Describing the recovery from the worst downturn since the Great Depression as moderate, Bernanke reiterated the U.S. central bank's commitment to very low interest rates.
There is a pretty broad view that we are seeing some building momentum in final demand. Consumer spending looks to be picking up, Bernanke told the Joint Economic Committee of Congress on Wednesday.
The U.S. dollar fell after Bernanke gave no new guidance on U.S. interest rates.
A separate report from the Labor Department showed no signs of inflation pressures, which should help the U.S. central bank honor its pledge to keep its benchmark interest rate unusually low for an extended period.
Consumer prices rose 0.1 percent last month after being flat in February. Excluding volatile food and energy prices, core inflation was unchanged in March after rising 0.1 percent the prior month.
The economy's improving tone was also captured in the Fed's Beige Book, which showed strengthening activity in most regions of the country during March and early this month.
Growing confidence in the recovery, particularly brightening prospects in the job market, is encouraging households to tap into their savings to fund purchases of goods, including luxury items.
Retail sales in March were buoyed by a 6.7 percent rebound in motor vehicle and parts purchases. Excluding motor vehicles and parts, retail sales rose 0.6 percent in March after rising 1.0 percent the prior month as a combination of an early Easter holiday and warm weather boosted receipts at clothing stores.

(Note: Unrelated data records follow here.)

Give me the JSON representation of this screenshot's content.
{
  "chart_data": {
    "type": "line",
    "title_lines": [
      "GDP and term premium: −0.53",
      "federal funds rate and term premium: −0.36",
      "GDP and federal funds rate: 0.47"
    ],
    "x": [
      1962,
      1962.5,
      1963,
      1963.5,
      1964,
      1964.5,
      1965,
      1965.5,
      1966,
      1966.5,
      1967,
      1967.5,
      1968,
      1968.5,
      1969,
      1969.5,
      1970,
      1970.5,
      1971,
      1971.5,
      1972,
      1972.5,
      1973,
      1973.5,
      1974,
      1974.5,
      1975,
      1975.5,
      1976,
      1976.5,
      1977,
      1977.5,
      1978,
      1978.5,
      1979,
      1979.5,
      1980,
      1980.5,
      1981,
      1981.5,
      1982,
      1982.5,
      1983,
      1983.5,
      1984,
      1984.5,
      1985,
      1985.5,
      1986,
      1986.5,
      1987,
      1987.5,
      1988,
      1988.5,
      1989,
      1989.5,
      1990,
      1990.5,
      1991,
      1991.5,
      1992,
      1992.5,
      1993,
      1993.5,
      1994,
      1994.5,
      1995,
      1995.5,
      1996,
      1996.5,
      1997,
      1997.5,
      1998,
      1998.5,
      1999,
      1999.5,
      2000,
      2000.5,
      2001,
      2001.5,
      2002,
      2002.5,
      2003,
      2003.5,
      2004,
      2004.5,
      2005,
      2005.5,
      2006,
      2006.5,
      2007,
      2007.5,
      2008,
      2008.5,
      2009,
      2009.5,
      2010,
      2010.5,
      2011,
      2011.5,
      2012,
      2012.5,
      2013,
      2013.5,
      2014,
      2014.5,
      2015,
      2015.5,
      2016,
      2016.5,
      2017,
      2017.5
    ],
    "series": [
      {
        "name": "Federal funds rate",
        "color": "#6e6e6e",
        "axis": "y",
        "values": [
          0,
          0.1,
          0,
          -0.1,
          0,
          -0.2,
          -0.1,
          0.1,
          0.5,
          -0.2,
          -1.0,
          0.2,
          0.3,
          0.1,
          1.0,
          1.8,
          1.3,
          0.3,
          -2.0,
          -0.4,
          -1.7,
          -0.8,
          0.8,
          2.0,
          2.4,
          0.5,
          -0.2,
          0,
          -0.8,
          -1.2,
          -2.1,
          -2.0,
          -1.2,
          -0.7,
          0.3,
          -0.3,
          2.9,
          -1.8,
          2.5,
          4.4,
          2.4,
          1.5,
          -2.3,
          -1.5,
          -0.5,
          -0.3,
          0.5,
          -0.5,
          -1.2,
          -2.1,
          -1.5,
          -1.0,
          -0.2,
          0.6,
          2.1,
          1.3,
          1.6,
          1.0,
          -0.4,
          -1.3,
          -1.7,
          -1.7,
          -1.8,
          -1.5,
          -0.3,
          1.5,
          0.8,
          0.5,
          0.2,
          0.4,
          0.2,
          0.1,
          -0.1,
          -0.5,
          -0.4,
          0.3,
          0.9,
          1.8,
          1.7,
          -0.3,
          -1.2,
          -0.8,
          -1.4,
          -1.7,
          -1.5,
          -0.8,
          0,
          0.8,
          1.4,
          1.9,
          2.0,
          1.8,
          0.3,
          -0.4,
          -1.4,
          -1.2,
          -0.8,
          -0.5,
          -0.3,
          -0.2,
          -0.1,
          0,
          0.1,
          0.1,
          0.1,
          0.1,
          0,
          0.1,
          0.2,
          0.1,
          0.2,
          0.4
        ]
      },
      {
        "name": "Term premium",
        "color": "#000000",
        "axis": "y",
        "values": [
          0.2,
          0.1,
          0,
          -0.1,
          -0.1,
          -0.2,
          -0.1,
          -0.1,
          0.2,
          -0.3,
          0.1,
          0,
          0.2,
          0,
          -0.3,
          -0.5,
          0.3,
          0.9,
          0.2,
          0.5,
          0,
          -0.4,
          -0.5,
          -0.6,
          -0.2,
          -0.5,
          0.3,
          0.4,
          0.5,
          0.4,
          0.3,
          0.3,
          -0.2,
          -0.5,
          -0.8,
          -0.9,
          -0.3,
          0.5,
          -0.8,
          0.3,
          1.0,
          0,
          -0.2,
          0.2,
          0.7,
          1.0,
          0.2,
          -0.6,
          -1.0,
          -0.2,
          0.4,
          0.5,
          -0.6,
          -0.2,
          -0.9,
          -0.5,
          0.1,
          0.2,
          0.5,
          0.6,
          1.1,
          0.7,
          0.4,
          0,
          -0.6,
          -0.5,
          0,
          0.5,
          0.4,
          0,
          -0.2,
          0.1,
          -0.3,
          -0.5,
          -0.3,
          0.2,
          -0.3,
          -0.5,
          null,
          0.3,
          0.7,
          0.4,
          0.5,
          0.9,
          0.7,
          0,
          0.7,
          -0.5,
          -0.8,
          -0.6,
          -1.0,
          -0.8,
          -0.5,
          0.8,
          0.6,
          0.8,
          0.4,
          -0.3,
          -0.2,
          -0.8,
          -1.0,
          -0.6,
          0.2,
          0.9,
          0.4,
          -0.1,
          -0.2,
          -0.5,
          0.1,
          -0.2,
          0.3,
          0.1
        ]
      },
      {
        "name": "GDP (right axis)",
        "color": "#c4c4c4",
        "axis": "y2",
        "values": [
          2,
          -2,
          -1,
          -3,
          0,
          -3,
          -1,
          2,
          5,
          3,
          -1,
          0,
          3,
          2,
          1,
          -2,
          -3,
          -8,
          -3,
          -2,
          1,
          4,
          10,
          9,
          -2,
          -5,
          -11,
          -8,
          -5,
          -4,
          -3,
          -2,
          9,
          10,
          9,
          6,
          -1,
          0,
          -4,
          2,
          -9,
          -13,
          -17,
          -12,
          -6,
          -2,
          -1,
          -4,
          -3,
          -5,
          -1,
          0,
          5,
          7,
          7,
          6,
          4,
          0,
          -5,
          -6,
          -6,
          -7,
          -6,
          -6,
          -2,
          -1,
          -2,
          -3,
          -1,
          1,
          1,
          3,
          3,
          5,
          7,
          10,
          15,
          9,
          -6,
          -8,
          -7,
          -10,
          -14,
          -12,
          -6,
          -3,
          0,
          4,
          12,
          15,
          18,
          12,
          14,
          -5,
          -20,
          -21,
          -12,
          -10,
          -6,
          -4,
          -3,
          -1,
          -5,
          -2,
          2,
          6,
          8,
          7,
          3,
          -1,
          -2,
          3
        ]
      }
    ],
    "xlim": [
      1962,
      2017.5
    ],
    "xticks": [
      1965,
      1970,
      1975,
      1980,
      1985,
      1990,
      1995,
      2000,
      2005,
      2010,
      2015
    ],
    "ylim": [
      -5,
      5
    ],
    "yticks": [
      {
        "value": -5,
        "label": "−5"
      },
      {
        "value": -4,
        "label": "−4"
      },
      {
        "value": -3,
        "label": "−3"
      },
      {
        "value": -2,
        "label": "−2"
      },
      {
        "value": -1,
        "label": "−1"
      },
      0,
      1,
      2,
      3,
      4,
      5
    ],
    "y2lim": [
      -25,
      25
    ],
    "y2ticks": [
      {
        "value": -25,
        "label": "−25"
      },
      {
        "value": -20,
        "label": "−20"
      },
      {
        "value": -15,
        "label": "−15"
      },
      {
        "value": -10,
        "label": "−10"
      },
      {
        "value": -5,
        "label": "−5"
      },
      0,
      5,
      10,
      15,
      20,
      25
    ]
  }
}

This surge in spending reflects a decline in the saving rate rather than a surge in income, said Nigel Gault, chief U.S. economist at IHS Global Insight in Lexington, Massachusetts.
Consumers will need income support to sustain the expansion, but with the labor market beginning to turn upwards, help is on the way.
Core retail sales, which correspond most closely with the consumer spending component of the government's gross domestic product report, rose 0.5 percent after increasing 1.2 percent February. Analysts said this bode well for first-quarter gross domestic product growth.
This implies a strong 4 percent gain in real consumer spending in the first quarter and leaves GDP tracking close to 4.5 percent in the first quarter, said Michelle Meyer, an economist at Barclays Capital in New York.
Consumer spending, which normally accounts for about 70 percent of U.S. economic activity, increased at a 1.6 percent annual rate in the fourth quarter. The economy expanded at a 5.6 percent rate in the last three months of 2009.
Retailers reported growth in sales across a broad spectrum of categories, with the exception of gasoline stations and electronics and appliances stores.